Capítulo 3 Viernes, 20 de diciembre – Sábado, 21 de diciembre
Erika Berger arqueó las cejas al ver a Mikael Blomkvist, ya por la tarde, entrar en la redacción completamente helado. Las oficinas de Millennium se ubicaban en Götgatan, justo en lo alto de la cuesta, un piso por encima de la sede de Greenpeace. El alquiler, en realidad, resultaba demasiado caro para la revista, pero, aun así, Erika, Mikael y Christer estuvieron de acuerdo en quedarse con el local.
Ella miró su reloj de reojo. Eran las cinco y diez y hacía mucho que era de noche en Estocolmo. Erika lo había estado esperando para comer juntos.
– Perdón -dijo antes de que ella pronunciara una sola palabra-. Me quedé sentado leyendo la sentencia y no tenía ganas de hablar. Me fui a dar un largo paseo para pensar.
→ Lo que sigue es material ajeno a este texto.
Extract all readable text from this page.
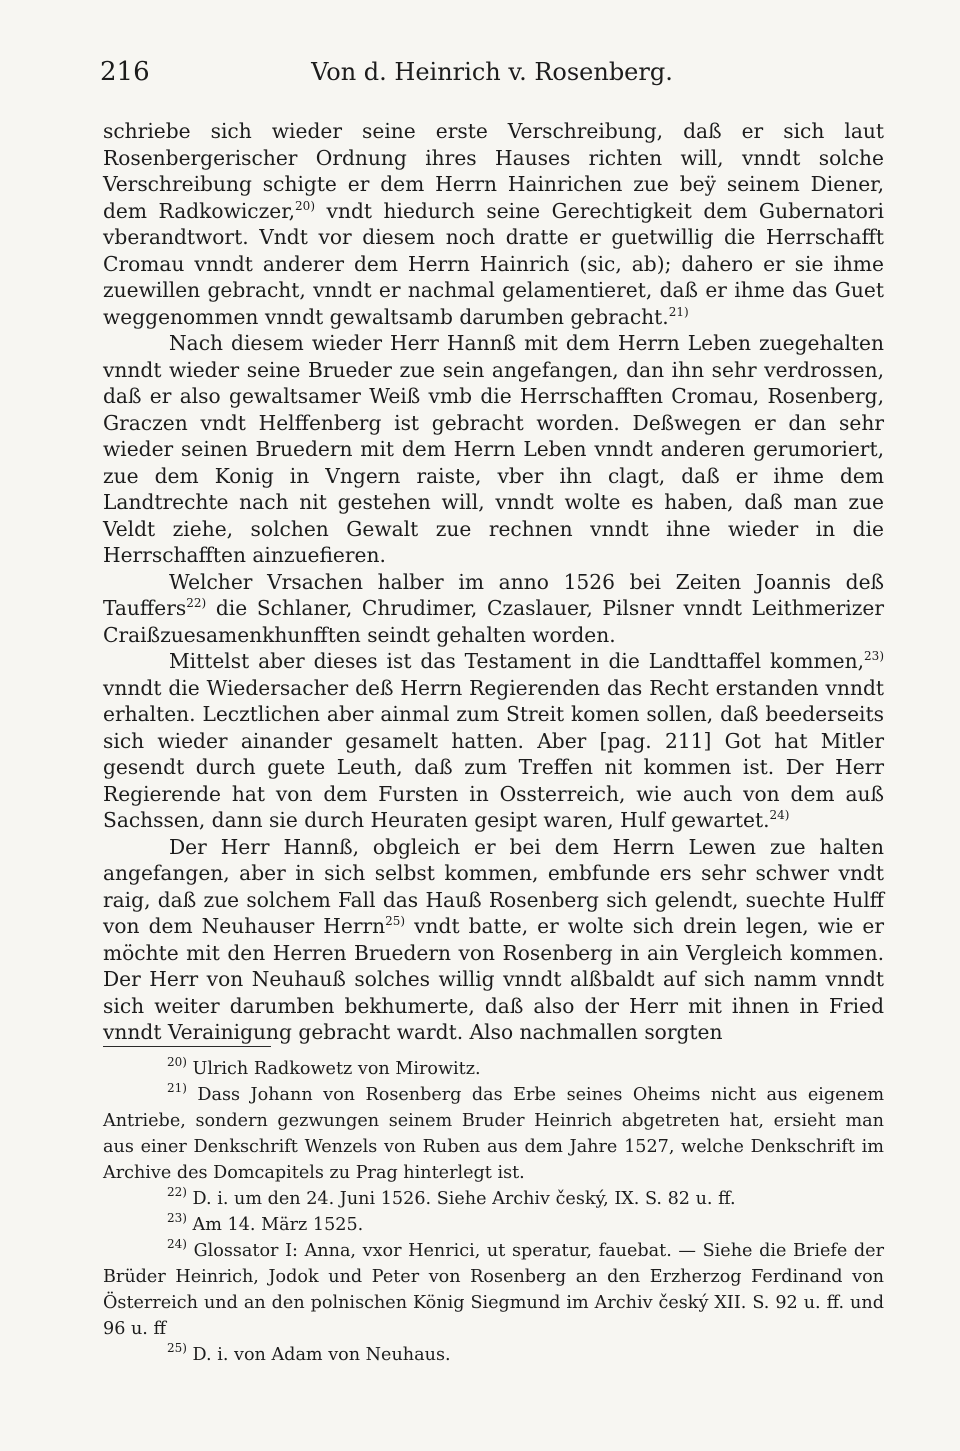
216	Von d. Heinrich v. Rosenberg.

schriebe sich wieder seine erste Verschreibung, daß er sich laut Rosenbergerischer Ordnung ihres Hauses richten will, vnndt solche Verschreibung schigte er dem Herrn Hainrichen zue beÿ seinem Diener, dem Radkowiczer,$^{20)}$ vndt hiedurch seine Gerechtigkeit dem Gubernatori vberandtwort. Vndt vor diesem noch dratte er guetwillig die Herrschafft Cromau vnndt anderer dem Herrn Hainrich (sic, ab); dahero er sie ihme zuewillen gebracht, vnndt er nachmal gelamentieret, daß er ihme das Guet weggenommen vnndt gewaltsamb darumben gebracht.$^{21)}$

Nach diesem wieder Herr Hannß mit dem Herrn Leben zuegehalten vnndt wieder seine Brueder zue sein angefangen, dan ihn sehr verdrossen, daß er also gewaltsamer Weiß vmb die Herrschafften Cromau, Rosenberg, Graczen vndt Helffenberg ist gebracht worden. Deßwegen er dan sehr wieder seinen Bruedern mit dem Herrn Leben vnndt anderen gerumoriert, zue dem Konig in Vngern raiste, vber ihn clagt, daß er ihme dem Landtrechte nach nit gestehen will, vnndt wolte es haben, daß man zue Veldt ziehe, solchen Gewalt zue rechnen vnndt ihne wieder in die Herrschafften ainzuefieren.

Welcher Vrsachen halber im anno 1526 bei Zeiten Joannis deß Tauffers$^{22)}$ die Schlaner, Chrudimer, Czaslauer, Pilsner vnndt Leithmerizer Craißzuesamenkhunfften seindt gehalten worden.

Mittelst aber dieses ist das Testament in die Landttaffel kommen,$^{23)}$ vnndt die Wiedersacher deß Herrn Regierenden das Recht erstanden vnndt erhalten. Lecztlichen aber ainmal zum Streit komen sollen, daß beederseits sich wieder ainander gesamelt hatten. Aber [pag. 211] Got hat Mitler gesendt durch guete Leuth, daß zum Treffen nit kommen ist. Der Herr Regierende hat von dem Fursten in Ossterreich, wie auch von dem auß Sachssen, dann sie durch Heuraten gesipt waren, Hulf gewartet.$^{24)}$

Der Herr Hannß, obgleich er bei dem Herrn Lewen zue halten angefangen, aber in sich selbst kommen, embfunde ers sehr schwer vndt raig, daß zue solchem Fall das Hauß Rosenberg sich gelendt, suechte Hulff von dem Neuhauser Herrn$^{25)}$ vndt batte, er wolte sich drein legen, wie er möchte mit den Herren Bruedern von Rosenberg in ain Vergleich kommen. Der Herr von Neuhauß solches willig vnndt alßbaldt auf sich namm vnndt sich weiter darumben bekhumerte, daß also der Herr mit ihnen in Fried vnndt Verainigung gebracht wardt. Also nachmallen sorgten

$^{20)}$ Ulrich Radkowetz von Mirowitz.

$^{21)}$ Dass Johann von Rosenberg das Erbe seines Oheims nicht aus eigenem Antriebe, sondern gezwungen seinem Bruder Heinrich abgetreten hat, ersieht man aus einer Denkschrift Wenzels von Ruben aus dem Jahre 1527, welche Denkschrift im Archive des Domcapitels zu Prag hinterlegt ist.

$^{22)}$ D. i. um den 24. Juni 1526. Siehe Archiv český, IX. S. 82 u. ff.

$^{23)}$ Am 14. März 1525.

$^{24)}$ Glossator I: Anna, vxor Henrici, ut speratur, fauebat. — Siehe die Briefe der Brüder Heinrich, Jodok und Peter von Rosenberg an den Erzherzog Ferdinand von Österreich und an den polnischen König Siegmund im Archiv český XII. S. 92 u. ff. und 96 u. ff

$^{25)}$ D. i. von Adam von Neuhaus.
– He escuchado el veredicto por la radio. «La de TV4» me ha llamado para que se lo comente.
– ¿Y qué le has dicho?
– Más o menos lo que acordamos, que vamos a estudiar la sentencia detenidamente antes de pronunciarnos. O sea, nada. Y mi opinión sigue siendo la misma: creo que es una estrategia errónea. Ofrecemos una imagen de debilidad y estamos perdiendo el apoyo de los medios de comunicación. Lo más seguro es que esta noche digan algo en la tele.
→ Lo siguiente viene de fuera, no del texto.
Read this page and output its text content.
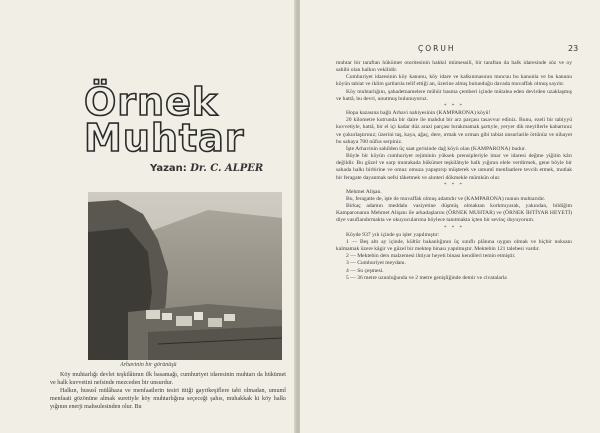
Örnek
Muhtar
Yazan: Dr. C. ALPER
Arhavinin bir görünüşü

Köy muhtarlığı devlet teşkilâtının ilk basamağı, cumhuriyet idaresinin muhtarı da hükümet ve halk kuvvetini nefsinde mezceden bir unsurdur.

Halkın, hususî mülâhaza ve menfaatlerin tesiri ittiği gayrikeşiflere tabi olmadan, umumî menfaati gözönüne almak suretiyle köy muhtarlığına seçeceği şahıs, muhakkak ki köy halkı yığının enerji mahsulesinden olur. Bu

ÇORUH	23

muhtar bir taraftan hükümet otoritesinin hakkıl mümessili, bir taraftan da halk idaresinde söz ve oy sahibi olan halkın vekilidir.

Cumhuriyet idaresinin köy kanunu, köy idare ve kalkınmasının mıncuu bu kanunla ve bu kanunu köyün tabiat ve iklim şartlarıla telif ettiği an, üzerine almış bulunduğu davada muvaffak olmuş sayılır.

Köy muhtarlığını, şahadetnamelere mühür basma çemberi içinde mütalea eden devirden uzaklaşmış ve hattâ, bu devri, unutmuş bulunuyoruz.

* * *

Hopa kazasına bağlı Arhavi nahiyesinin (KAMPARONA) köyü!

20 kilometre kutrunda bir daire ile mahdut bir arz parçası tasavvur ediniz. Bunu, ezeli bir tabiyyü kuvvetiyle, hattâ, bir el içi kadar düz arazi parçası bırakmamak şartıyle, yeryer dik meyillerle kabartınız ve çukurlaştırınız; üzerini taş, kaya, ağaç, dere, ırmak ve orman gibi tabiat unsurlarile örtünüz ve nihayet bu sahaya 700 nüfus serpiniz.

İşte Arhavinin sahilden üç saat gerisinde dağ köyü olan (KAMPARONA) budur.

Böyle bir köyün cumhuriyet rejiminin yüksek prensipleriyle imar ve idaresi değme yiğitin kârı değildir. Bu güzel ve sarp mıntakada hükümet teşkilâtıyle halk yığının elele verdirmek, gene böyle bir sahada halkı birbirine ve omuz omuza yapıştırıp müşterek ve umumî menfaatlere tevcih etmek, mutlak bir feragate dayanmak nefsi tâketmek ve alınteri dökmekle mümkün olur.

* * *

Mehmet Alişan.

Bu, feragatte de, işte de muvaffak olmuş adamdır ve (KAMPARONA) nunun muhtarıdır.

Birkaç adamın meddahı vasiyetine düşmüş olmaktan korkmıyarak, yakından, bildiğim Kamparonanın Mehmet Alişanı ile arkadaşlarını (ÖRNEK MUHTAR) ve (ÖRNEK İHTİYAR HEYETİ) diye vasıflandırmakta ve okuyucularıma böylece tanıtmakta içten bir sevinç duyuyorum.

* * *

Köyde 937 yılı içinde şu işler yapılmıştır:

1 — Beş altı ay içinde, kültür bakanlığının üç sınıflı plânına uygun olmak ve hiçbir noksanı kalmamak üzere kâgir ve güzel bir mektep binası yapılmıştır. Mektebin 121 talebesi vardır.

2 — Mektebin ders malzemesi ihtiyar heyeti binası kendileri temin etmiştir.

3 — Cumhuriyet meydanı.

4 — Su çeşmesi.

5 — 36 metre uzunluğunda ve 2 metre genişliğinde demir ve civatalarla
Blomkvist asintió con cara lúgubre.
– ¿Cómo estás?
Mikael Blomkvist se encogió de hombros y se dejó caer en su sillón favorito, junto a la ventana del despacho de Erika. El despacho estaba decorado con austeridad; contaba con una mesa de trabajo, unas cuantas estanterías funcionales y mobiliario barato de oficina, todo adquirido en Ikea a excepción de dos cómodos y extravagantes sillones y una pequeña mesa. «Una concesión a mi educación», solía decir ella en broma. A veces, cuando no le apetecía estar en la mesa, se sentaba a leer en uno de ellos, con los pies sobre el asiento. Mikael dirigió la mirada a la calle, donde la gente andaba estresada de un lado para otro en la oscuridad. Las compras navideñas estaban llegando a su recta final.